Just think of what we can achieve together.   It was only a few weeks ago that Om Puri was in Pakistan promoting his film “Actor-in-law”, which is doing record business in the country. Pakistanis have traditionally embraced Indian artists – and it’s not a one-way street. Indian music companies, film producers and event organizers invite Pakistani artists because it makes good business sense to do so.

I can speak from personal experience. Junoon’s music video for “Ghoom Tana” features my good Indian friends Shubha Mudgal, Naseeruddin Shah and Nandita Das. We shot the video in Patiala, where my mother was born and from where she subsequently fled during Partition.

Junoon is the first and only Pakistani rock band to perform in Srinagar, in May 2008. Performing at the edge of the Daal lake for thousands of Kashmiri college students and South Asian leaders is one of the best memories of my life. It revealed the possibility of peace and harmony in our subcontinent too often rocked with violence and border tensions.

Despite the trauma of Partition and the current tensions, there still remains great love, friendship and a deep spiritual harmony between Indians and Pakistanis. I know this from my own experience, and so does Om Puri. It’s this feeling we must protect even as our governments and extremist groups jump to react to any provocation, often to hide their own failings.

Driving a wedge between Pakistan and India won’t just imperil collaboration between artists. It also threatens to disrupt our common cause of improving public health. In July, as a physician, I attended a tabletop exercise in Maldives for building a disease surveillance network in South Asia. Public health experts from seven South Asian countries attended the event. Indian and Pakistani public health experts alike are focused on mobilizing a disease surveillance network. That’s something that would require better communication between the two countries. Not cutting it off.

I have lectured and performed at Indian universities, and the overwhelming message I heard from students is: more people-to-people contact, not less. In democratic nations, diverse views like these students’ are welcomed, not muzzled. It should be the same on both sides of the border – and there should be much more of it.

In the 21st century, we live in an interconnected world.

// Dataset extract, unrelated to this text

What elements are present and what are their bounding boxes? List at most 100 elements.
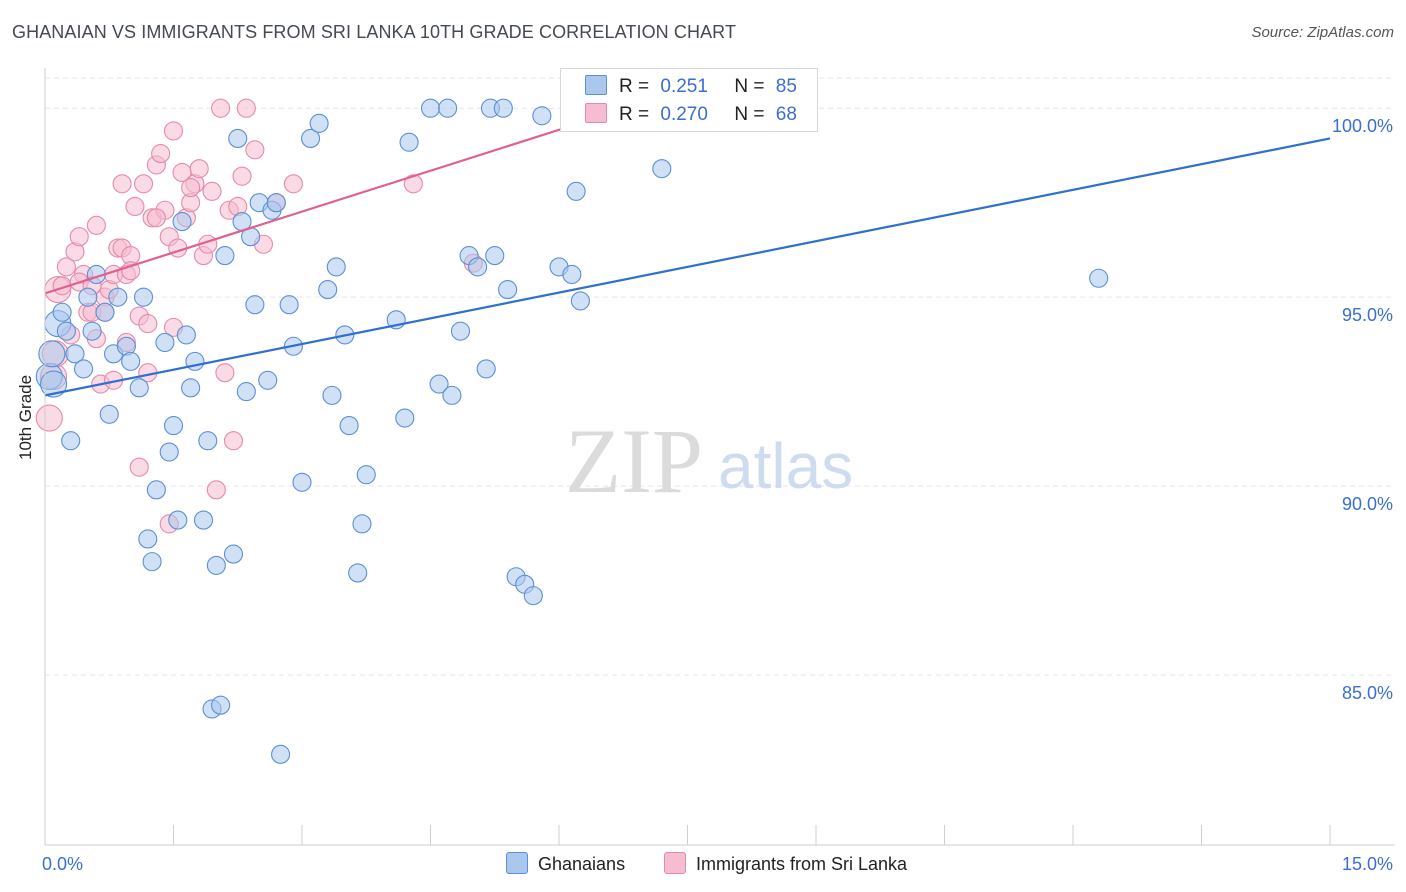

Whether it’s appreciating music and film or fighting polio, we increasingly share our joys and sorrows. We have three armies, three cricket teams, two jingoistic medias and two nuclear-armed states. And it seems as if the only people who want to work together are business leaders, artists and doctors.

It doesn’t have to be that way. Let’s expand the circle of light.

When Junoon played with Indian Ocean in Delhi in February 2016 at the UNESCO concert, an Indian mother brought her teenage daughter to the show, whom she had named “Sayonee” after our hit song. When I met them after the show, Sayonee told me she is learning to play the guitar and the solo in the song that inspired her name.

That is the power of music across generations and barbed-wire borders. Let’s take a deep breath and remember that our peoples are soulmates after all.

We need to decide what kind of future we want to give them. Live in perpetual tension with the danger of a nuclear war, or resolve issues through dialogue and move on towards peace and prosperity.

The silver lining to the current imbroglio is that it may catalyse the silent majority to say “enough is enough” to the hatred and the divisions, pushing for the peace we all want to see in the world.

The writer is founding member of music group Junoon, professor of Sufi music at Queens College, New York, and a Polio Goodwill Ambassador.